Professor Billings (Karloff) is desperate for money. He needs a fast source of capital if he is going to complete his work of creating a race of electric supermen capable of destroying the world!
For the war effort, you understand. Billings may be a mad scientist but he's an American mad scientist by gum!
He sells his home, an 18th Century tavern, to Winnie Layden (Jeff Donnell) on the condition that he allowed to stay in the basement and continue his work. Winnie's ex-husband Bill (Larry Parks) stays on after the sell. After the new owners have settled in, several folks complain of a howling noise. Bill is convinced they are trying to scare everyone away so he finds the lab...and the dead body of a traveling salesman (Eddie Laughton).

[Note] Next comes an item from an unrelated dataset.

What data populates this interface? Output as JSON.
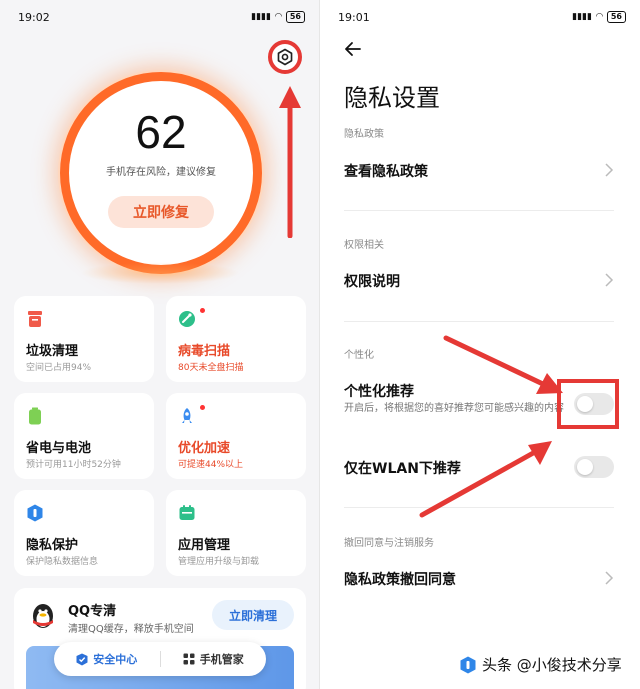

Bill does the sensible thing and hightails it to Sherrif Lorencz (Lorre). The Sheriff seems a business opportunity in all this and decides to start hunting up some volunteers for the doc. If they aren't willing to be test subjects, well, the sheriff can be persuasive.
A wartime thriller and comedy to boot? Lorre and Karloff perfectly lampoon their on screen personas but the rest of the cast simply doesn't stack up.